It’s official. The rule of 2D animation is over – and 3D output is the new king of cartoon roadrunners and comedy slapstick. So, what’s the future for animation in the UK and Europe?
First, the good news. The UK and Europe is the fastest-growing region for animation production, according to the latest available research. Both the Asia/Pacific market – traditionally strong due to its manga heritage and grunt work for Western animation houses – and the US have floundered of late, leaving the plucky Brits and our cousins on the Continent to pick up the slack. If the trend continues, Europe will soon overtake Asia in terms of animation might, and become the second-biggest player in the world of Loony Toons and Disney.
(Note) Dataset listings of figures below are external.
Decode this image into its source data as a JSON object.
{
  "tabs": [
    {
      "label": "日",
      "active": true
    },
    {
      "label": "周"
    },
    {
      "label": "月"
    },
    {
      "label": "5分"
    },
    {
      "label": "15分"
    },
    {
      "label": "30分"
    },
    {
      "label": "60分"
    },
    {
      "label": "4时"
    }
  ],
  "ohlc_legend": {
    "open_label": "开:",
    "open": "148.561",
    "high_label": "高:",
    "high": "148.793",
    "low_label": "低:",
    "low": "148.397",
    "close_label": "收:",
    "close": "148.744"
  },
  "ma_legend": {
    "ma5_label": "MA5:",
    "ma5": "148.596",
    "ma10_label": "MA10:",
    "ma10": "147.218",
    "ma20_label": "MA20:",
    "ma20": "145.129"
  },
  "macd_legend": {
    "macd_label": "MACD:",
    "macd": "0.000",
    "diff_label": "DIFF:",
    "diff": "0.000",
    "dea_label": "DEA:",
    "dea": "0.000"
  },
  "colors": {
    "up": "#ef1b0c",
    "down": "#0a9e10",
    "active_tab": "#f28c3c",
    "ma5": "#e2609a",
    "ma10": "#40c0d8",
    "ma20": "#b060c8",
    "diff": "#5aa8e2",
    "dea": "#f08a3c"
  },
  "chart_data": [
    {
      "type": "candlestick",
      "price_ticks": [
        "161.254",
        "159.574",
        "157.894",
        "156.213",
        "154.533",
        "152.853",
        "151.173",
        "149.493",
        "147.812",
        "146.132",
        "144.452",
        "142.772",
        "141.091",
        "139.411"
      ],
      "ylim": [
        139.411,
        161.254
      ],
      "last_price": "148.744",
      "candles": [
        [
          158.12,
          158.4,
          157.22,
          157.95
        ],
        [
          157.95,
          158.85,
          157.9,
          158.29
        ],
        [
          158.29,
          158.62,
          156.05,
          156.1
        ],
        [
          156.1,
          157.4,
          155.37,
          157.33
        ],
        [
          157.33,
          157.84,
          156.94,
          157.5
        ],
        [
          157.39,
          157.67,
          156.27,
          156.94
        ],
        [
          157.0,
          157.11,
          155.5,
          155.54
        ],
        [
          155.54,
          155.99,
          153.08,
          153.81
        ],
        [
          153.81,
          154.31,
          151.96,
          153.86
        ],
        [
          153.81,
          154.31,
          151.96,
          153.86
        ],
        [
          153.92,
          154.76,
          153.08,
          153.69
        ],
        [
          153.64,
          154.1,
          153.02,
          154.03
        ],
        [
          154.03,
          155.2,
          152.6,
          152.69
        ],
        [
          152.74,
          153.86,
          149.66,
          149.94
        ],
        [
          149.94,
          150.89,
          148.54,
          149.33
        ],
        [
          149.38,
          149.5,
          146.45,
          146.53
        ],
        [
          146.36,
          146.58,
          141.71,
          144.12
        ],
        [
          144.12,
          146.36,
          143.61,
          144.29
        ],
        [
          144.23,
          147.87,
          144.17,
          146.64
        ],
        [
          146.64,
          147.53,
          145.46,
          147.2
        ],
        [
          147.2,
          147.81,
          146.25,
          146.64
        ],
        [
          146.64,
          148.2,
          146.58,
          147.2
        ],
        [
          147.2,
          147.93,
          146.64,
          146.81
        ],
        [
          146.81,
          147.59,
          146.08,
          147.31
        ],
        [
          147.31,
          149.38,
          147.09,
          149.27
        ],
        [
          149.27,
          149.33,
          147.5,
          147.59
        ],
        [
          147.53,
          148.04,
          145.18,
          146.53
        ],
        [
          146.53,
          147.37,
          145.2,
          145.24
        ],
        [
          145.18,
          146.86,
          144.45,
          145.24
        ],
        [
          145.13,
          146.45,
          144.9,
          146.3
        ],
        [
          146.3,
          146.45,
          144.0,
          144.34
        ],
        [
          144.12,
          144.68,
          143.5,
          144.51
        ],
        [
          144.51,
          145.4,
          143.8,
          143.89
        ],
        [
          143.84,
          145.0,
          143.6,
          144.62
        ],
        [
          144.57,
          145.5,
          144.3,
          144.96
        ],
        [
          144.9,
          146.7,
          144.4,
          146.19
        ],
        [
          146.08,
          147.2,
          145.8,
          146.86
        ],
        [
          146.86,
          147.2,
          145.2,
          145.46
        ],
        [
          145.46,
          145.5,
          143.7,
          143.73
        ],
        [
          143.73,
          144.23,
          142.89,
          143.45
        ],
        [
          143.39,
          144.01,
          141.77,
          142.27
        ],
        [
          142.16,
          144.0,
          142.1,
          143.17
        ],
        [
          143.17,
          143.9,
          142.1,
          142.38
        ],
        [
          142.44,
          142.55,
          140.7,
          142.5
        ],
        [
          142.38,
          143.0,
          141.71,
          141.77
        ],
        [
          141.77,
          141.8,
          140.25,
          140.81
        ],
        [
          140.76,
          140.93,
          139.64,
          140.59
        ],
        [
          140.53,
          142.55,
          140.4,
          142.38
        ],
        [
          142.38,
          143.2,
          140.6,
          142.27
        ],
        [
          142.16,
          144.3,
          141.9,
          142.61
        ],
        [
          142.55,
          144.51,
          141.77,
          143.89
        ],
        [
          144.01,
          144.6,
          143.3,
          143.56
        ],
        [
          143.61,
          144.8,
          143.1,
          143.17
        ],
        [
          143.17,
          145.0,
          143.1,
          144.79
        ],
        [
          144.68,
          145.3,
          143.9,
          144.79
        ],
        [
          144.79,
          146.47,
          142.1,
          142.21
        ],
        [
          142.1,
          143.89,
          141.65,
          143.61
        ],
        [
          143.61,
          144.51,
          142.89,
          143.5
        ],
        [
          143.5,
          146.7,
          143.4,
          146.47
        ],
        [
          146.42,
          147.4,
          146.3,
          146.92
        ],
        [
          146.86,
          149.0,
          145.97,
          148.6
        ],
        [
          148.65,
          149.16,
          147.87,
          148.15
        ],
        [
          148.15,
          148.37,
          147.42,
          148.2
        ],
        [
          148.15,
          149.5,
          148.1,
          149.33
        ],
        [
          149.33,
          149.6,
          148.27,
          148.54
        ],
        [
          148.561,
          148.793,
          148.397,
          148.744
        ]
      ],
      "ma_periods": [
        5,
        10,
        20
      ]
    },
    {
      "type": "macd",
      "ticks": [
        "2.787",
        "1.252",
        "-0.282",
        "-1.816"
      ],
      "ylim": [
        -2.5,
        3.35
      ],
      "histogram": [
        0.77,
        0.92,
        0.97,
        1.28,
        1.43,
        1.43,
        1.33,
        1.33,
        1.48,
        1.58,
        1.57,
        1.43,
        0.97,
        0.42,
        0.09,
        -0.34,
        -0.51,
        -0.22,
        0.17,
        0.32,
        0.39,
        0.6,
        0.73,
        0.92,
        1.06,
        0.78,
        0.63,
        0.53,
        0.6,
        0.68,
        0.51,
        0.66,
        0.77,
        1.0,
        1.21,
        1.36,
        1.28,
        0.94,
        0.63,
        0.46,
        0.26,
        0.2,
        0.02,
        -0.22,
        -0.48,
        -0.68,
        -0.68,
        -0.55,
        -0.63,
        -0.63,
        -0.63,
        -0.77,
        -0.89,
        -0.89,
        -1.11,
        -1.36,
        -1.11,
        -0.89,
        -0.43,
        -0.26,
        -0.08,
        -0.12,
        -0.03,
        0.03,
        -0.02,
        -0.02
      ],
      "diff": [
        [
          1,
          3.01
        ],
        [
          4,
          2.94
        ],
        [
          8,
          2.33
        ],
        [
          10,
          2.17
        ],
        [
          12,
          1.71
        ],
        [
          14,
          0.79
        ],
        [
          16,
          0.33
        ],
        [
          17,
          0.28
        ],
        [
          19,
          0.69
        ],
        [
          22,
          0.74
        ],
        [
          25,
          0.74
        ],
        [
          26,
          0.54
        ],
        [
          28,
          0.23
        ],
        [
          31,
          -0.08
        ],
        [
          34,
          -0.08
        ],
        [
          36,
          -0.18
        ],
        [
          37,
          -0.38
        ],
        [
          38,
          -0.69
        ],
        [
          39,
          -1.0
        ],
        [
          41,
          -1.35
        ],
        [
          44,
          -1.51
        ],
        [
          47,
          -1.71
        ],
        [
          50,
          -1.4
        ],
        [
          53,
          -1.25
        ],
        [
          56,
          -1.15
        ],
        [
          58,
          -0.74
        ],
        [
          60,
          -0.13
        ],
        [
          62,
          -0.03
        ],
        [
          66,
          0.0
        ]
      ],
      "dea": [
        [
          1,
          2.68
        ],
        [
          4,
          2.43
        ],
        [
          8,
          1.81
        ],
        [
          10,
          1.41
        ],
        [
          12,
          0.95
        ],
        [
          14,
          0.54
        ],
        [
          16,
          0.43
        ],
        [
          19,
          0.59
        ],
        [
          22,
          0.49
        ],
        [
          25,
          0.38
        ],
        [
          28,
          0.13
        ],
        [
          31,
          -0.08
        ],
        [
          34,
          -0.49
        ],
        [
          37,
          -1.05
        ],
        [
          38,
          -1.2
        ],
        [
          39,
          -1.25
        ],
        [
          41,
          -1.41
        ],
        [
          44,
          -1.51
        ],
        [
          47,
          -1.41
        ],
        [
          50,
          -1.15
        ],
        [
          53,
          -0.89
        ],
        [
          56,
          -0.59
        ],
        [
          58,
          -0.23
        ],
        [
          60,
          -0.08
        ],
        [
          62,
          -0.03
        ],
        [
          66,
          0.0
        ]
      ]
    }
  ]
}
Yet facts, figures, cartoon anvils, and Homer Simpson aside, one key finding by the Roncarelli Report is sure to send shivers down the spines of traditional 2D cel animators: there really aren’t that many of you left. In fact, 2D cel animation is not only dying in the mainstream cinema – as Disney has testified by dropping all future 2D production – but it’s dropping off at all levels.
According to the research, over 94 per cent of animation is now created by 3D software tools – leaving a lowly minority of just six per cent of animation carried out in 2D space. It’s a shockingly small amount – comprising, at a guess, of episodes of The Simpsons, a few retro cartoons of Betty Boop, and a haggard ‘toon version of a waitressing Penelope Pitstop.
The industry may be heatedly debating whether or not 2D is dead, but this is the first time that hard evidence has been produced by a forensics team at the scene of the crime. 2D is DOA.
Yet, much in the way we hope bug-eyed life will be found living it up under the rocks on Mars, traditional cel-animation is clinging on to its existence. Take Flash movies, for example. There is a booming culture of creating animated shorts – and even a yearly Flash Film Festival, operating much like the Sundance Festival does for films. Flash is mostly a cel affair, although the addition of video has diluted this somewhat, but
it may prove the last stand for 2D animation as we know it.
Good new for Mac users. The report says that while Mac adoption has slowed in animation studios, the Aquafied ones account for nearly 20 per cent of workstations used to create commercial animation. OK, so Steve Jobs might be the owner of Pixar and CEO of Apple, so we can strike five per cent off the tally right there, but it’s an impressive statistic none-the-less.
So what’s driving the 3D revolution? The slashing of prices by the big 3D vendors – Alias, NewTek, Softimage, and the like – is paying dividends, with companies investing in polygons over digital pencils. It means, also, that studios can expect to get a better return on investment as the market is predicted to grow by 7.5 per cent over the next two years.
The debate over the demise of traditional 2D has raged for years – but the march of 3D now seems unstoppable. Movie audiences love Shrek 2 and company, while corporate 3D work, such as building walkthroughs and 3D manuals are witnessing a growth spurt, according to the report.
All that’s left, it seems, is for Penelope Pitstop to get a silcon make-over in the shape of a polygon facelift, and you can wave goodbye to 2D. Shame, really.